Okay so I know my plants still have a couple more weeks to go before I can harvest them they're starting to bud now. My question is when will I know when they're ready. I know I can't exactly trust the feeding schedule 100% because some strains take longer to grow than others. It would be ridiculous to say that every plant has to grow in this amount of time. So when will I know when thye're mature enough to harvest?


----------



## massproducer (Jul 2, 2008)

harvest based on the trichs/crystals colour


----------



## Flyinghigh (Jul 2, 2008)

cfh0636 said:
			
		

> Okay so I know my plants still have a couple more weeks to go before I can harvest them they're starting to bud now. My question is when will I know when they're ready. I know I can't exactly trust the feeding schedule 100% because some strains take longer to grow than others. It would be ridiculous to say that every plant has to grow in this amount of time. So when will I know when thye're mature enough to harvest?


 
Go to radio shack and buy a pocket scope 60x100 and look at ur trichome on the leafs and if there clear there not ready and if there cloudy it almost time and if there amber then there done and from cloudy to amber is the Best High..


----------



## Hick (Jul 2, 2008)

I'll bet if I move this over to the ""Harvesting/curing" section, he'll find his answers there too.. 

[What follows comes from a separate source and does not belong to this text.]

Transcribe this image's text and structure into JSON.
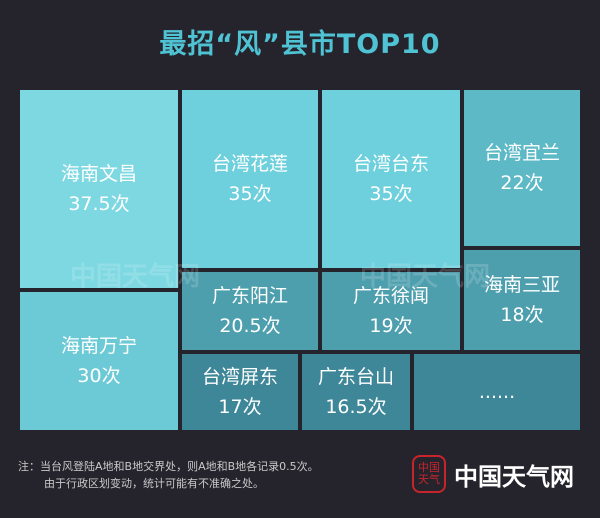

..hmmmm hope he finds the thread..


----------



## cfh0636 (Jul 3, 2008)

Haha yeah I found it. How much does one of those scopes cost?


----------



## Hick (Jul 4, 2008)

.  I hoped you would follow the trail  
the scopes are only about $10, it's finding them that seems to be difficult.


----------



## HippyInEngland (Jul 4, 2008)

cfh0636 said:
			
		

> Okay so I know my plants still have a couple more weeks to go before I can harvest them they're starting to bud now. My question is when will I know when they're ready. I know I can't exactly trust the feeding schedule 100% because some strains take longer to grow than others. It would be ridiculous to say that every plant has to grow in this amount of time. So when will I know when thye're mature enough to harvest?


 
*



my plants still have a couple more weeks to go before I can harvest them they're starting to bud now

Click to expand...

* 
If they are only starting to bud now, you have another 8 weeks or more to wait yet.


----------



## bigbudsbruddah (Jul 4, 2008)

Hick said:
			
		

> . I hoped you would follow the trail
> the scopes are only about $10, it's finding them that seems to be difficult.


 
Any Radio Shack has them. If they don't have them in the store ask them to order one for ya. Hope that helps.


----------



## widowmaker (Jul 4, 2008)

yea, mine costed 13 bucks


----------